Category Archive for: ‘Victor Cordell’
“We are fa-mi-ly. I’ve got all my sisters with me.” Sister Sledge, from the song We are Family.
An old adage notes that we can choose our friends, but we can’t choose our family. That said, blood relationships can be very special. But those who are lucky may bond with friends in a way that is very much like family, with all its love and all its dysfunction. Three disparate characters on a road trip share a special experience in Theatre Rhino’s Priscilla, Queen of the Desert, a sparkling and rollicking musical comedy. It’s fun for the whole fa….Well, maybe not!
Tick’s livelihood comes from playing Mitzi, a drag queen, in Sydney (Australia). He receives a call from his ex-wife, asking if he would put together a trio of drag performers for a casino gig in Alice Springs, in the center of the country. Tick calls on two performing friends who are radically different and immediately at odds with one another. Bernadette is a mature, somewhat sedate, voluptuous transsexual. Adam, stagenamed Felicia, is a svelte, flamboyant, sassy drag queen.
Together, the three embark on a two-week long bus adventure across the Australian outback, replete with all manner of rustic characters, homophobia, bar fights, and being stranded by a breakdown of their bus, named Priscilla. The route is
paved with a catalogue of uplifting hit songs, largely from the disco era, performed in rousing fashion with dance. Many bear special connection to gender-identification discriminated groups, like Girls Just Want to Have Fun, We Belong, Go West, and I Will Survive.
Each of the three “girls” makes his mark. Rudy Guerrero is the leader and center of the action. He captures the range of both Tick and Mitzi, gabbing like a real working class dinky-di (a genuine Aussie) and strutting his stuff in many numbers, including the anthem Raining Men. Darryl V. Jones conveys a sensuous warmth as Bernadette and displays a tantalizing smoke and honey alto-like baritone in songs like the 1936 standard A Fine Romance. Charles Peoples III is irrepressible, irresponsible, and irresistible as Adam/Felicia.

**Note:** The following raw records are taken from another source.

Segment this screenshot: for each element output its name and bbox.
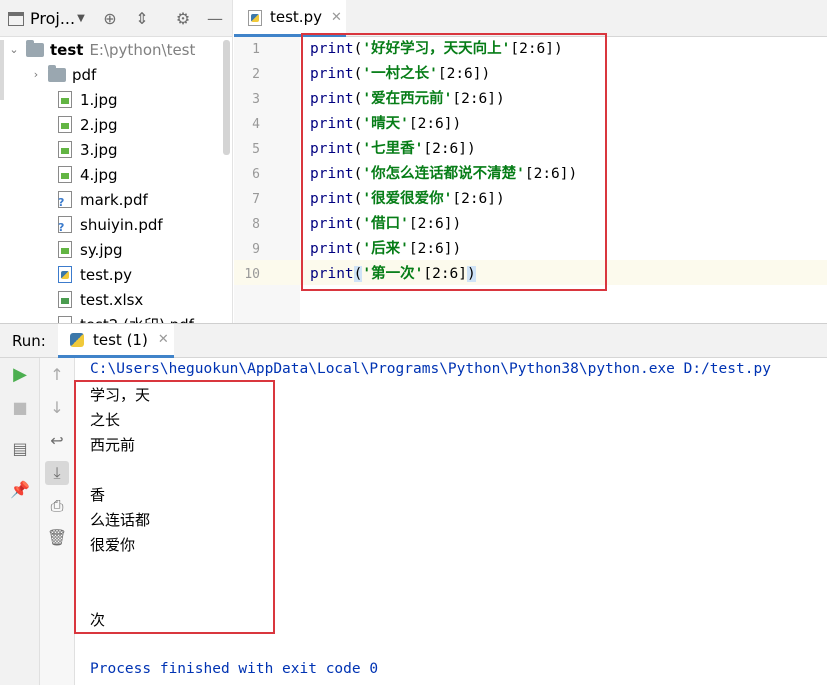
stop-icon[interactable]: ■ <box>8 396 32 420</box>
code-highlight-box <box>301 33 607 291</box>
project-view-selector[interactable]: Proj... ▼ <box>8 9 85 28</box>
tab-label: test.py <box>270 8 322 26</box>
project-title: Proj... <box>30 9 76 28</box>
run-tab-label: test (1) <box>93 330 148 349</box>
unknown-file-icon <box>58 216 72 234</box>
chevron-right-icon[interactable]: › <box>30 68 42 81</box>
tree-item-label: test.py <box>80 265 132 284</box>
editor-tabs: test.py ✕ <box>234 0 827 37</box>
chevron-down-icon[interactable]: ⌄ <box>8 43 20 56</box>
folder-icon <box>48 64 66 82</box>
tree-item-sy-jpg[interactable]: sy.jpg <box>58 237 232 262</box>
tree-item-2-jpg[interactable]: 2.jpg <box>58 112 232 137</box>
run-toolbar-secondary: ↑ ↓ ↩ ⤓ ⎙ 🗑 <box>40 358 75 685</box>
image-file-icon <box>58 91 72 108</box>
arrow-down-icon[interactable]: ↓ <box>45 396 69 420</box>
tree-item-label: test2 (水印).pdf <box>80 314 194 323</box>
line-number: 9 <box>252 242 260 257</box>
collapse-all-icon[interactable]: ⇕ <box>132 9 152 29</box>
tree-item-label: sy.jpg <box>80 240 123 259</box>
python-file-icon <box>248 9 262 26</box>
tree-item-label: 1.jpg <box>80 90 118 109</box>
trash-icon[interactable]: 🗑 <box>45 526 69 550</box>
rerun-icon[interactable]: ▶ <box>8 363 32 387</box>
tree-item-label: test.xlsx <box>80 290 144 309</box>
tree-item-test2-pdf[interactable]: test2 (水印).pdf <box>58 312 232 323</box>
line-number: 2 <box>252 67 260 82</box>
left-edge-scrollbar[interactable] <box>0 40 4 100</box>
tab-run-test[interactable]: test (1) ✕ <box>58 324 174 358</box>
tree-item-1-jpg[interactable]: 1.jpg <box>58 87 232 112</box>
tree-root-name: test <box>50 40 84 59</box>
tree-item-label: 3.jpg <box>80 140 118 159</box>
tree-item-test-xlsx[interactable]: test.xlsx <box>58 287 232 312</box>
line-number: 5 <box>252 142 260 157</box>
close-icon[interactable]: ✕ <box>331 10 342 25</box>
console-exit-message: Process finished with exit code 0 <box>90 661 379 677</box>
tree-item-test-py[interactable]: test.py <box>58 262 232 287</box>
tree-item-label: 4.jpg <box>80 165 118 184</box>
output-highlight-box <box>74 380 275 634</box>
tree-root-path: E:\python\test <box>89 40 196 59</box>
line-number: 7 <box>252 192 260 207</box>
python-file-icon <box>58 266 72 283</box>
project-panel: Proj... ▼ ⊕ ⇕ ⚙ — ⌄ test E:\python\test … <box>0 0 233 323</box>
run-toolbar-primary: ▶ ■ ▤ 📌 <box>0 358 40 685</box>
soft-wrap-icon[interactable]: ↩ <box>45 429 69 453</box>
tree-item-shuiyin-pdf[interactable]: shuiyin.pdf <box>58 212 232 237</box>
unknown-file-icon <box>58 191 72 209</box>
tree-item-label: 2.jpg <box>80 115 118 134</box>
run-label: Run: <box>12 332 46 350</box>
project-tree: ⌄ test E:\python\test › pdf 1.jpg 2.jpg … <box>0 37 232 323</box>
arrow-up-icon[interactable]: ↑ <box>45 363 69 387</box>
folder-icon <box>26 39 44 57</box>
image-file-icon <box>58 141 72 158</box>
layout-icon[interactable]: ▤ <box>8 437 32 461</box>
image-file-icon <box>58 241 72 258</box>
tree-root[interactable]: ⌄ test E:\python\test <box>8 37 228 62</box>
tree-item-pdf[interactable]: › pdf <box>30 62 232 87</box>
minimize-icon[interactable]: — <box>205 9 225 29</box>
locate-icon[interactable]: ⊕ <box>100 9 120 29</box>
tree-item-3-jpg[interactable]: 3.jpg <box>58 137 232 162</box>
tree-item-mark-pdf[interactable]: mark.pdf <box>58 187 232 212</box>
chevron-down-icon: ▼ <box>77 13 85 24</box>
line-number: 10 <box>244 267 260 282</box>
gear-icon[interactable]: ⚙ <box>173 9 193 29</box>
line-number: 6 <box>252 167 260 182</box>
tree-scrollbar[interactable] <box>223 40 230 155</box>
unknown-file-icon <box>58 316 72 323</box>
tree-item-label: shuiyin.pdf <box>80 215 163 234</box>
line-number: 3 <box>252 92 260 107</box>
image-file-icon <box>58 116 72 133</box>
tree-item-label: pdf <box>72 65 97 84</box>
image-file-icon <box>58 166 72 183</box>
print-icon[interactable]: ⎙ <box>45 494 69 518</box>
console-command: C:\Users\heguokun\AppData\Local\Programs… <box>90 361 771 377</box>
tree-item-label: mark.pdf <box>80 190 148 209</box>
run-header: Run: test (1) ✕ <box>0 323 827 358</box>
excel-file-icon <box>58 291 72 308</box>
project-window-icon <box>8 11 24 26</box>
line-number: 1 <box>252 42 260 57</box>
scroll-to-end-icon[interactable]: ⤓ <box>45 461 69 485</box>
line-number: 4 <box>252 117 260 132</box>
python-icon <box>70 332 84 347</box>
close-icon[interactable]: ✕ <box>158 332 169 347</box>
tree-item-4-jpg[interactable]: 4.jpg <box>58 162 232 187</box>
pin-icon[interactable]: 📌 <box>8 478 32 502</box>
line-number: 8 <box>252 217 260 232</box>
project-toolbar: Proj... ▼ ⊕ ⇕ ⚙ — <box>0 0 232 37</box>
tab-test-py[interactable]: test.py ✕ <box>234 0 346 37</box>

Possibly the funniest bit in the whole show is when he is sitting on top of the bus and lip syncing the opera aria Sempre Libre from La Traviata. His quivering and flouncing is absolutely hilarious.
Many supporting characters have good turns as well. The most memorable is Crystal Liu’s Cynthia, an Asian mail-order bride who apparently has her own history of exotic performance. What she does to ping pong balls with her legs spread shouldn’t be discussed in proper company. Suffice it to say that it brings new meaning to the song that accompanies her – Pop Musik.

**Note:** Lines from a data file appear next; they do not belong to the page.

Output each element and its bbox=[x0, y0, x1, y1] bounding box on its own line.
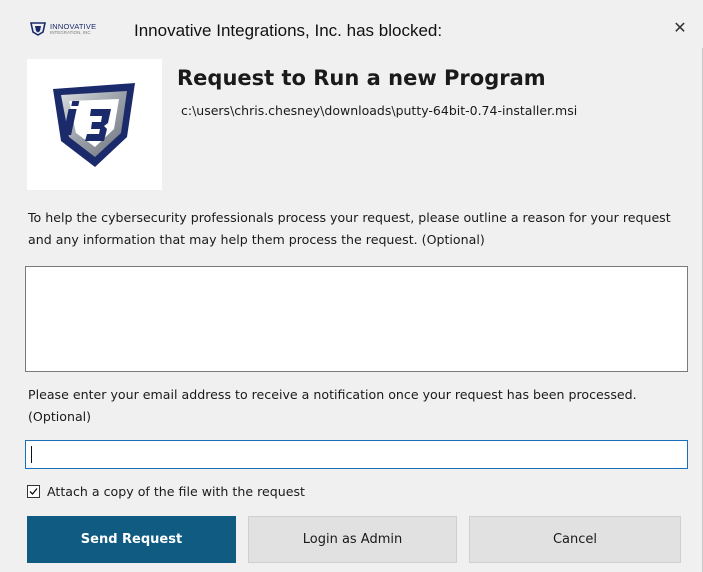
blocked-app-dialog: INNOVATIVE INTEGRATION, INC Innovative I… bbox=[0, 0, 703, 572]
request-heading: Request to Run a new Program bbox=[177, 66, 546, 90]
email-instructions: Please enter your email address to recei… bbox=[28, 387, 637, 424]
text-caret bbox=[31, 446, 32, 463]
reason-textarea[interactable] bbox=[25, 266, 688, 372]
cancel-button[interactable]: Cancel bbox=[469, 516, 681, 563]
checkmark-icon bbox=[29, 487, 38, 495]
reason-instructions: To help the cybersecurity professionals … bbox=[28, 210, 671, 247]
send-request-button[interactable]: Send Request bbox=[27, 516, 236, 563]
close-icon[interactable]: ✕ bbox=[666, 14, 694, 42]
blocked-file-path: c:\users\chris.chesney\downloads\putty-6… bbox=[181, 103, 578, 118]
attach-file-option[interactable]: Attach a copy of the file with the reque… bbox=[27, 482, 305, 500]
titlebar-logo: INNOVATIVE INTEGRATION, INC bbox=[30, 19, 130, 39]
attach-file-label: Attach a copy of the file with the reque… bbox=[47, 483, 305, 499]
titlebar-logo-text: INNOVATIVE bbox=[50, 21, 97, 31]
company-logo bbox=[27, 59, 162, 190]
login-as-admin-button[interactable]: Login as Admin bbox=[248, 516, 457, 563]
i3-logo-small-icon bbox=[30, 22, 46, 36]
window-title: Innovative Integrations, Inc. has blocke… bbox=[134, 21, 443, 40]
title-bar: INNOVATIVE INTEGRATION, INC Innovative I… bbox=[0, 0, 703, 48]
email-input[interactable] bbox=[25, 440, 688, 469]
titlebar-logo-subtext: INTEGRATION, INC bbox=[50, 30, 91, 35]
i3-shield-logo-icon bbox=[53, 83, 135, 167]
attach-file-checkbox[interactable] bbox=[27, 484, 40, 498]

Director John Fisher orchestrates an exemplary production that a small company shouldn’t be capable of. Everything works, from scenic design to lighting, from sound to musical direction. But special recognition goes to the team of five costumers who assemble in the neighborhood of 200 costumes. The outfits are sensational, from glitter-glam to Western, sometimes decorating the whole stage in pink or white or funereal black. Apart from the leads who wear new outfits each time they return to stage, other players typically have 12-14 changes, and they all take place in one backstage room. Amazing. Hopefully, the costumers are paid piecework, because they produce a ton. Same with AeJay Mitchell’s energetic wall-to-wall choreography which includes everything from disco to hoedown.
Live singing is accompanied by an instrumental soundtrack that offers the advantage of rich sound and tonal accuracy. One drawback is that the key of a song can’t be transposed to allow for the range of a singer. The effect is that sometimes singers don’t seem to be in their sweet spots. But that is a minor matter in an evening of great fun.

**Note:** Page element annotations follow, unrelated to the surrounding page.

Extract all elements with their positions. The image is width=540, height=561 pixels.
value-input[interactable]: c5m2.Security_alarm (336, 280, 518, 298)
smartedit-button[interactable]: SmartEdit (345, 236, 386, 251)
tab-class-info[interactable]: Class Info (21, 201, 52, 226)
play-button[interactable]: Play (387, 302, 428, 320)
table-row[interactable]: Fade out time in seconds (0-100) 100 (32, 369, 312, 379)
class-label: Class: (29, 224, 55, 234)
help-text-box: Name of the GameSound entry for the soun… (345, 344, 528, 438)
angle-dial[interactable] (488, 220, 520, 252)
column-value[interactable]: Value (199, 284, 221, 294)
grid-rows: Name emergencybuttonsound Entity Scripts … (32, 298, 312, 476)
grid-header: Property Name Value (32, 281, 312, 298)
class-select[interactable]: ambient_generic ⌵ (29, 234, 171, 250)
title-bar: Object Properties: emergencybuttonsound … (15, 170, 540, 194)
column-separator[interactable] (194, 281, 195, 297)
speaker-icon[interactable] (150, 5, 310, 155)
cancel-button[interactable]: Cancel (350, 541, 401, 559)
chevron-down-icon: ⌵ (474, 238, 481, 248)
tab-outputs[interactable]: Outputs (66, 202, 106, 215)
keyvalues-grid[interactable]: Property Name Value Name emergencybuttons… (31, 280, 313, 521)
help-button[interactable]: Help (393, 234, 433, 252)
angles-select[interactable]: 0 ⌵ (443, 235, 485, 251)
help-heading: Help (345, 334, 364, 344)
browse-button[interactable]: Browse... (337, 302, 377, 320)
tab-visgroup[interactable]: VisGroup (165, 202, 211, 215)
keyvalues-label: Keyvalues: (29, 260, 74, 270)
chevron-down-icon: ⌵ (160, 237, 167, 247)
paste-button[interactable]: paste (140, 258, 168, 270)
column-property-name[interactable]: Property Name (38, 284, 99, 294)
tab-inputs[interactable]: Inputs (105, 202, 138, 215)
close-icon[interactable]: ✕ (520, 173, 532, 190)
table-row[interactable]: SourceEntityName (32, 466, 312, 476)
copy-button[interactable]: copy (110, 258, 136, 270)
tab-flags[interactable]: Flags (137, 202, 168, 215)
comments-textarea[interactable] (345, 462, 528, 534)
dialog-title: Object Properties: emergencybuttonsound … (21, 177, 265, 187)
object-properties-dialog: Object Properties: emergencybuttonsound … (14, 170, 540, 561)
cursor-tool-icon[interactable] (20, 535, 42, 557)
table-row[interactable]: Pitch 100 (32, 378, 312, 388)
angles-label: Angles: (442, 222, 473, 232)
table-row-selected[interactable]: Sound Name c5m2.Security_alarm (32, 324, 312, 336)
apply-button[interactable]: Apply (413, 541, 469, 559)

Full disclosure – if I seem too favorably disposed toward this piece, please forgive me, but it has a special resonance. My wife and I lived in Sydney long before cell phones and GPS. When driving in the desert between Alice Springs and Ayres Rock, we got stuck in mud from a rare rain that partly flooded the last 100 miles of dirt track, which were actually closed to traffic by the highway department. Like the drag contingent, we were also stranded in the outback – without seeing another human or vehicle for an hour and a half – a pretty long time given the circumstances.
Priscilla, Queen of the Desert by Stephan Elliott and Allan Scott is produced by Theatre Rhinoceros and plays at the Eureka Theatre, 215 Jackson St. in San Francisco through July 1, 2017.